I didn't trust myself to go alone. I knew I'd be tempted to stay in Scotland and never come back. So I inivited Shelley. If anyone could keep me focussed, it would be my wise-beyond-her-years ex-wife. Truth be told, I think she was eager to take a much-needed holiday from the moment I told her about my travel plans! So she accepted, and with a troubled heart, I flew off with her to Ayr. 

And I do think that having her there made a tremendous difference in the end. She kept me grounded, as I expected she would. It would have been so very simple to succumb to the nostalgia, my melancholy, and my instinct to run and hide every time life throws a problem at me. Instead, I ended up driving Shelley about Scotland like a tour guide, showing her the places that were part of my early life, and enjoying her company as she and I reminisced about our shared past. It made my time there happy, rather than the anxious experience I anticipated whilst attempting to sort out my future life's path. 

Shelley and I did make love in Scotland, as I expected we would. And somewhere in the misdt of our shared passion, I realised that everything I was doing involved looking backwards for some sense of security that I could no longer grasp onto. I still love my ex-wife, but there's a reason we live separate lives now. 

Likewise, aside from a few scattered college chums I haven't spoken with in ages, and some elderly and very distant relatives who wouldn't know me from Eve, I have no human connections left in Scotland. Most of the people I know and love are in America, including my ex-wife and my girlfriends. Scotland was my past. A ghost. Although a part of me will always love my homeland, I realised that was chasing after shadows because I was afraid of confronting the uncertainty of the future. My home was no longer in Scotland. I now understood that.

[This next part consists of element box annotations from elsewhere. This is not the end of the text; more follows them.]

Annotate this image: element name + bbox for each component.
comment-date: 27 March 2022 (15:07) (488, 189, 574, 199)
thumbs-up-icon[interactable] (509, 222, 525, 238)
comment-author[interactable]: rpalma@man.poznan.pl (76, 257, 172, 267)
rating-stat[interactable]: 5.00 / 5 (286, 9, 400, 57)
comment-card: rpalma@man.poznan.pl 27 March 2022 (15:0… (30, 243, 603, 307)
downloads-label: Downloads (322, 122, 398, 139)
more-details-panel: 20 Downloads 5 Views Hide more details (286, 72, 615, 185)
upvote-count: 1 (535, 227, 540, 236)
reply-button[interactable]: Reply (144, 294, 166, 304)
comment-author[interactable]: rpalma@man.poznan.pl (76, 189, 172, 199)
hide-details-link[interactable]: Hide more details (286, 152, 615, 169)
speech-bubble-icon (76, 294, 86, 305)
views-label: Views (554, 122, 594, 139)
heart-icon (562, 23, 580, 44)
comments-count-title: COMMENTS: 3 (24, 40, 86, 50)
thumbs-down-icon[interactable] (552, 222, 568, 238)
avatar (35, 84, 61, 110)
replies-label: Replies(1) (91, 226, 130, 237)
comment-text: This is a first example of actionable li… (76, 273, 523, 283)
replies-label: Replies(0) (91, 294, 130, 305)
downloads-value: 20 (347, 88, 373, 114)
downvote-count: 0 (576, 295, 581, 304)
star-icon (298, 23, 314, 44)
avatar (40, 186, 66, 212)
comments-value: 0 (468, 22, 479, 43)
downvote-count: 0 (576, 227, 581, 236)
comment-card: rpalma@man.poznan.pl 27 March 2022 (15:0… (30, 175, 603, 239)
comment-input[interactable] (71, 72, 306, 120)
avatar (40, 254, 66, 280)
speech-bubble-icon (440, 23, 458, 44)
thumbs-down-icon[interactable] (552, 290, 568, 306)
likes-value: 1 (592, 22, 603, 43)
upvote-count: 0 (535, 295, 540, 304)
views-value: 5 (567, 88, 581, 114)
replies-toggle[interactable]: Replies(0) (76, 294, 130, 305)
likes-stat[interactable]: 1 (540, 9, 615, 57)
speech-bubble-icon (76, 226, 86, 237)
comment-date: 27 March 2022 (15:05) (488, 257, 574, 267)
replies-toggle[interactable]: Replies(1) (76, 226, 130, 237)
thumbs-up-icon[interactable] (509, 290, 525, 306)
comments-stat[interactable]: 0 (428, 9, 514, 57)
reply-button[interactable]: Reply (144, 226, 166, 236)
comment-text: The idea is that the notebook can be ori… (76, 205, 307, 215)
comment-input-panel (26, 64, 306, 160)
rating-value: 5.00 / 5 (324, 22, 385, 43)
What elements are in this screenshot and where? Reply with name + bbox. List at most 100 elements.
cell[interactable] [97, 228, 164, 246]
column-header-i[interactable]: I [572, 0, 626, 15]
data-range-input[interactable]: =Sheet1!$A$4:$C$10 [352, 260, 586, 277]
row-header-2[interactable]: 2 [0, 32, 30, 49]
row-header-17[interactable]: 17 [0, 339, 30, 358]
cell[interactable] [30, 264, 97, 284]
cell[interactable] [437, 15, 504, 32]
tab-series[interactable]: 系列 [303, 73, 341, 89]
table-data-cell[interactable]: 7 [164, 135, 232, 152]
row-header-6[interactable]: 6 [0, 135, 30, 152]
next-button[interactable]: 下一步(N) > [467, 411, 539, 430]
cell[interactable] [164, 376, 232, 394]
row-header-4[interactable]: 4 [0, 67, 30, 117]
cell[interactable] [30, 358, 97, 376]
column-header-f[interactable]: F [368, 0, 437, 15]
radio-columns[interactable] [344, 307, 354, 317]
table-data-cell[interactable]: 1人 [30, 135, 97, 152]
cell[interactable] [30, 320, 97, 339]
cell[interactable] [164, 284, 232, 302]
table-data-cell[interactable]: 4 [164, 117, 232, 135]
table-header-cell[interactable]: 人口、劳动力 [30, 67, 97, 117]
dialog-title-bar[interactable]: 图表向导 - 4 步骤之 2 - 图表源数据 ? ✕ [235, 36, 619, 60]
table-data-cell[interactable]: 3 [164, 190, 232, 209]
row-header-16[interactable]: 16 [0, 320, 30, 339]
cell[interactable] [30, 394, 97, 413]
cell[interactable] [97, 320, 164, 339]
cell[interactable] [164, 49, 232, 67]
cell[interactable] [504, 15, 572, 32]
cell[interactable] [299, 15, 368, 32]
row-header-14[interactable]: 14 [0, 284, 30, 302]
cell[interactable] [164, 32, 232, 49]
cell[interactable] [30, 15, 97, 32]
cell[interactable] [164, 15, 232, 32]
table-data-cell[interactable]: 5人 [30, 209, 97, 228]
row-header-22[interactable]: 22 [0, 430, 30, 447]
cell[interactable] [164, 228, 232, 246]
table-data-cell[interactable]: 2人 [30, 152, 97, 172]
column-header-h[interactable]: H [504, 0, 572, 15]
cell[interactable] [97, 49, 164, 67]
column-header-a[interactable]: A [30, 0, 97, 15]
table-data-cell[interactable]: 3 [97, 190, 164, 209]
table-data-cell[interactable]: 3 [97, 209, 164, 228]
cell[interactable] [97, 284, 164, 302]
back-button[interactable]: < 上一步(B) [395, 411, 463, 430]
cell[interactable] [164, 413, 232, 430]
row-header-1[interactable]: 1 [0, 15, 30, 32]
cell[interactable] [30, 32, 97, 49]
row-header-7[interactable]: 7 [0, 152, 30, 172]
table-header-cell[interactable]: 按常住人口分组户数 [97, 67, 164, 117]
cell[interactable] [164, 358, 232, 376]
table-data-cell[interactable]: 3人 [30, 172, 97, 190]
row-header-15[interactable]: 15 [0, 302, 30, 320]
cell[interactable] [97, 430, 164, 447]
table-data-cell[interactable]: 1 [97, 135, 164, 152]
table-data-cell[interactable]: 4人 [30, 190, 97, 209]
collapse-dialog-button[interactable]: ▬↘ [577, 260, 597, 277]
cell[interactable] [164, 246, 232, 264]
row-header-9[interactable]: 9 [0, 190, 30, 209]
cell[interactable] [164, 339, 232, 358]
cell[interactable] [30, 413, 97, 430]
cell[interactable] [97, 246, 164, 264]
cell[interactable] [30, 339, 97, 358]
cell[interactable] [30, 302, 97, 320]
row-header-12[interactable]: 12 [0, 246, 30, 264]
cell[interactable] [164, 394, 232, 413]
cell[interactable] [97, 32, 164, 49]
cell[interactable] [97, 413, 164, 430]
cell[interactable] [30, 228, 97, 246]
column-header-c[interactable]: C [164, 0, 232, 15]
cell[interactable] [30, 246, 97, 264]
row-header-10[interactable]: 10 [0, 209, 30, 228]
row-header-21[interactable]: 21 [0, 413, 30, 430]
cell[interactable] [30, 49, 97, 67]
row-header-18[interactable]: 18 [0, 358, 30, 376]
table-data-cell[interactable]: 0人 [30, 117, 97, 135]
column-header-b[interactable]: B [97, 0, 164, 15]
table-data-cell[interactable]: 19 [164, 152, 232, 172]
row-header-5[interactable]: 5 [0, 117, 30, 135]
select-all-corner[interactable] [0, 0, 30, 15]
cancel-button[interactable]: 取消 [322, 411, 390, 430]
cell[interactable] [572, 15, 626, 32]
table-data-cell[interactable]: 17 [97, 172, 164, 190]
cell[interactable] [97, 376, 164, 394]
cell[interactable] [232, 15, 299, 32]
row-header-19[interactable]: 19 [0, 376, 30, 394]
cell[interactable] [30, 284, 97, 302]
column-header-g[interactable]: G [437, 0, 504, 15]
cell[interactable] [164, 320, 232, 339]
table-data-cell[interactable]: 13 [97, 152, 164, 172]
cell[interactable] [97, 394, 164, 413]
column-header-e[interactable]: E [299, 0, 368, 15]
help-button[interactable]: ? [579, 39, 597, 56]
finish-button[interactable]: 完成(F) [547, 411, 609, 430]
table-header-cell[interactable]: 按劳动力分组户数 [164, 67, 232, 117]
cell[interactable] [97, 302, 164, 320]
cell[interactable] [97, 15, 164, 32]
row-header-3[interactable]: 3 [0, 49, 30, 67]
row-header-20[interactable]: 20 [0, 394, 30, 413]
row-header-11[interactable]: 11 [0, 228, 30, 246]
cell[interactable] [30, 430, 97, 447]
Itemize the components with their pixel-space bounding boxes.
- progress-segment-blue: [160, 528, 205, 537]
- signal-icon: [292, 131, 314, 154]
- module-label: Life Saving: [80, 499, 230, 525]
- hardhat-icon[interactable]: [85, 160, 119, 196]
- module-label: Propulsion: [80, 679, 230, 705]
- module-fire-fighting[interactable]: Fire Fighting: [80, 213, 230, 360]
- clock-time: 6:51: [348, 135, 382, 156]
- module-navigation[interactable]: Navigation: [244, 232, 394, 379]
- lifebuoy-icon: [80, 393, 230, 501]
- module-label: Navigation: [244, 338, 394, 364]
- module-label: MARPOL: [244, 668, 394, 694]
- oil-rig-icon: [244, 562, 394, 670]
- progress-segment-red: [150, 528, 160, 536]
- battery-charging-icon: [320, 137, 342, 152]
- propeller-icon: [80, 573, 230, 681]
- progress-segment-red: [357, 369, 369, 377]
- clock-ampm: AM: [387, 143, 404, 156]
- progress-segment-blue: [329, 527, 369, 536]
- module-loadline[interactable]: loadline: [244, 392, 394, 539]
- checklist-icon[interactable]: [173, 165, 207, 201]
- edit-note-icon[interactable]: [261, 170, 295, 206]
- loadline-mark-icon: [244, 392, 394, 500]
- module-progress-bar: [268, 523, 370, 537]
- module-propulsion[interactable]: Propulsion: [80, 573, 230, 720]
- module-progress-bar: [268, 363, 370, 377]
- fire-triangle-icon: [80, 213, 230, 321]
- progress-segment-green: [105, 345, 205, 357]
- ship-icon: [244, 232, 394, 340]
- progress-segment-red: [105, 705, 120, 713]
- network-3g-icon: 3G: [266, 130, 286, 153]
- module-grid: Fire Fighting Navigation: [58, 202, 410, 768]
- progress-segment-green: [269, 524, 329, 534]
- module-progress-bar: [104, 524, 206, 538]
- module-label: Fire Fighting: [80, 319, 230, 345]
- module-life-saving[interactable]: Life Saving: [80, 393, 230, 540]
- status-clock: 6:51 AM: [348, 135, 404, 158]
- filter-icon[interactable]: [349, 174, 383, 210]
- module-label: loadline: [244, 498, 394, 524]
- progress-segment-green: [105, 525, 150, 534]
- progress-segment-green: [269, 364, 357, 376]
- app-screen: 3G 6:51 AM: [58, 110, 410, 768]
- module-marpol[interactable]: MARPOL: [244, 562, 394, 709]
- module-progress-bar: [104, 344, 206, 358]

I sometimes wonder why I had the dream of Ayr. Perhaps it was so I could change course and see once and for all that one’s problems aren't fixed by running from them. I have a woman who loves me to no end, so why would I take that for granted and turn away from it? It’s a small miracle she puts up with me. But thank the heavens she does. When I arrived home from Scotland, she didn't coldly greet me but rather drew me into a fierce hug. She didn't even know yet that I'd resolved to stay in America and no longer run away, but that hug made me more certain than anything that I'd made the correct choice. She was, and is, my love and my future.

This blog got sidetracked in the process of all the turmoil this year. I tend to go through my collection of images and publish a large batch all at once, and I think I last uploaded in February. I’m still rather obsessed with feminine beauty and sapphic love, so I’m certain I’ll get things going again.